Lester and Laferte were arrested in September 2012 on charges of defrauding investors over a period of eight years. Each had faced one count of using a scheme to defraud, 50 counts of offering securities for sale by means of an untrue statement or omission of a material fact and 10 counts of financial elder abuse.
Their trial began in April 2015. After two weeks of deliberation, a jury found Lester guilty on 57 counts and Laferte guilty on 35 counts. The jury also found true special allegations that both defendants defrauded investors of more than $1.3 million, and of aggravated white-collar crime.
Sentencing then was postponed repeatedly because the court-appointed defense attorneys needed all of the trial transcripts to put together a motion to set aside the verdict. That motion was subsequently denied and sentencing took place in October 2016.
Parole denied for both
Laferte, who is now 64, and Lester, 72, requested release on the nonviolent offender program in May, but were denied. Neither went before a hearing board, but instead their requests underwent administrative review.
In Laferte’s case, Deputy Commissioner Christina Guerrero noted that she had no prior criminal history and no record of issues while incarcerated. She has been involved in community service, church and bible studies, and work details. Laferte did not participate in any rehabilitative or self-help programs that would have addressed her criminal behavior, however.
Ten responses to her potential release from victims were received and considered as well, Guerrero said.
Guerrero gave great weight to the fact that the inmate’s case involved a total of 35 convictions, that the offenses were part of a large-scale criminal activity in which more than 21 victims were negatively or financially impacted, with the amount of losses at more than $1 million, in her decision to deny release.
Deputy Commissioner Edward Taylor gave similar reasons for denying Lester’s release, despite his involvement in college coursework, numerous self-help programs and work as a taxi driver, calling the fraud a “large scale, highly planned, sophisticated operation.”
How much time will they actually serve?
According to California Department of Corrections and Rehabilitation spokesman Luis Patino, inmates typically receive time credits that shorten their actual time served.
Pre-sentence credits are given by the sentencing judge for time served while awaiting trial and sentencing, Patino explained. Post-sentence credits are calculated by the state prison system for time awaiting transport to prison.
All inmates (except condemned inmates) are eligible for some good-time credits, he added. Good-time credit eligibility is given based on the severity of the crime.

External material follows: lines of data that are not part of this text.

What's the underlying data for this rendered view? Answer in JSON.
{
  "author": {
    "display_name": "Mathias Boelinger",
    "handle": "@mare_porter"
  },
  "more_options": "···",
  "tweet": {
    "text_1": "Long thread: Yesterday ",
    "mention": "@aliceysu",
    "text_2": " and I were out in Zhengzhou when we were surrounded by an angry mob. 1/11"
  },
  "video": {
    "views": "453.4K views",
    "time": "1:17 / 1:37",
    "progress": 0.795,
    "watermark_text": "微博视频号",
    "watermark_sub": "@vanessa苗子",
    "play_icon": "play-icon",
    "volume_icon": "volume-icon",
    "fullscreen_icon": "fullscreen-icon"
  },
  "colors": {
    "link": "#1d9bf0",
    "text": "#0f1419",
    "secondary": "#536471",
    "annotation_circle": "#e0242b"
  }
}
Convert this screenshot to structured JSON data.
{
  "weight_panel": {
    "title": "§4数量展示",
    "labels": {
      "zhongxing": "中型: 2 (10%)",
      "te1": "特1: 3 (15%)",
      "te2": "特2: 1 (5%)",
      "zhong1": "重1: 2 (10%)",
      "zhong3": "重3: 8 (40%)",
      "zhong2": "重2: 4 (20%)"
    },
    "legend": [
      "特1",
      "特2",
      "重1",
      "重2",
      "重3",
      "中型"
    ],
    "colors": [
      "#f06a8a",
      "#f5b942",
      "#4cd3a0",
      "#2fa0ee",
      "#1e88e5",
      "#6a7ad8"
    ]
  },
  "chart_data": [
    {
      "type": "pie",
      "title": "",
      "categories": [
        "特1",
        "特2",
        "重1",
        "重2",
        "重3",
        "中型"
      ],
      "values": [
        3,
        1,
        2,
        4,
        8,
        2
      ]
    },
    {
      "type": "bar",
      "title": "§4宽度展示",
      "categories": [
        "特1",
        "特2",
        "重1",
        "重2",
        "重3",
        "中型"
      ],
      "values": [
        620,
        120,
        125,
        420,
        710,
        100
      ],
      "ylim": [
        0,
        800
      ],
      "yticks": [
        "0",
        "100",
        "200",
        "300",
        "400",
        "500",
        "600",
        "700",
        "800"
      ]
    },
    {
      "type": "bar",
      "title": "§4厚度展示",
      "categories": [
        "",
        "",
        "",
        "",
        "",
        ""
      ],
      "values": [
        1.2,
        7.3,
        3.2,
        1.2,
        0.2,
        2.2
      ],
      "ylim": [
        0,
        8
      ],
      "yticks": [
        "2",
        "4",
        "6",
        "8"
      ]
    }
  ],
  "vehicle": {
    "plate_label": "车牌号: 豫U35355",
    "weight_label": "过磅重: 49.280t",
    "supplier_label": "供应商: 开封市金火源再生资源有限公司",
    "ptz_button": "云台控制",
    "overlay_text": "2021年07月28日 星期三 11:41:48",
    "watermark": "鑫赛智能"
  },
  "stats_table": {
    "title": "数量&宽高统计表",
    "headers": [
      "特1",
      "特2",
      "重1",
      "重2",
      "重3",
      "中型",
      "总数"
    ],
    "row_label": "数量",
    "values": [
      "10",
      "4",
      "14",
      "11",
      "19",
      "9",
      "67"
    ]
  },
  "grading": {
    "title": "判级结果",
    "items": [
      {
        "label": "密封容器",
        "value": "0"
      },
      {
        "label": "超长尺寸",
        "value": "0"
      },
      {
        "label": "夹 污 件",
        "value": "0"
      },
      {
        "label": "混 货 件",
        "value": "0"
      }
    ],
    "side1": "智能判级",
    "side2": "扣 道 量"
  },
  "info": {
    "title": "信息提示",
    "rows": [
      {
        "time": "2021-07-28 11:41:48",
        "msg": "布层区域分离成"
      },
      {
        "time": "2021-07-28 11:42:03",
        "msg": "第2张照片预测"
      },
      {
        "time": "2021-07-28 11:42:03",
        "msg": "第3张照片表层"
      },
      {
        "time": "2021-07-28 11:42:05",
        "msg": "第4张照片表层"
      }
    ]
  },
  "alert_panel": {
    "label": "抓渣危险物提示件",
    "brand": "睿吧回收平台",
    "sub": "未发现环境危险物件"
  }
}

Some inmates convicted of non-serious, non-violent felonies are eligible for one day credit for each day served. Inmates convicted of serious crimes are only eligible for 20 percent credit. Violent Inmates are only eligible for 15 percent credit, if any at all.
Vested credits are the corresponding days of good-time credits for the aforementioned post-sentence days in custody at the county jail.
In Lester’s case, he was sentenced to a total term of 15 years, but was given almost three years credit for time served.
“That brings us to 12 years,” Patino said. “He also is eligible for day for day credits, which brings his time to six years.”
Lester also worked at a conservation camp and received other milestone and work credits, and currently works in the California Institute for Men in Chino as a carpenter. While Patino didn’t have a detailed break-down of those credits, they bring Lester’s sentence down to four actual years to serve.
His earliest possible release date is currently calculated as Oct. 30, 2020, Patino said.
Laferte was sentenced to nine years in prison, but was given almost three years of credit, mostly for time she already served in jail while awaiting sentencing. She also was eligible for one day credit for each day served in prison, so that cut the remaining time in half to three years.
Additionally, Laferte got more than a year of additional credit for serving in a conservation camp, which left her two years to serve, Patino said.
Laferte has been in an Alternative Custody Program in Sacramento County since March 6 of this year and has been taking care of her mother. This is a voluntary program developed for eligible offenders that allows them to serve up to the last 12 months of their sentence in the community in lieu of confinement in state prison.
Participants remain under the jurisdiction of the California Department of Corrections and Rehabilitation and are supervised by parole agents. Laferte’s earliest possible release date is Nov. 13.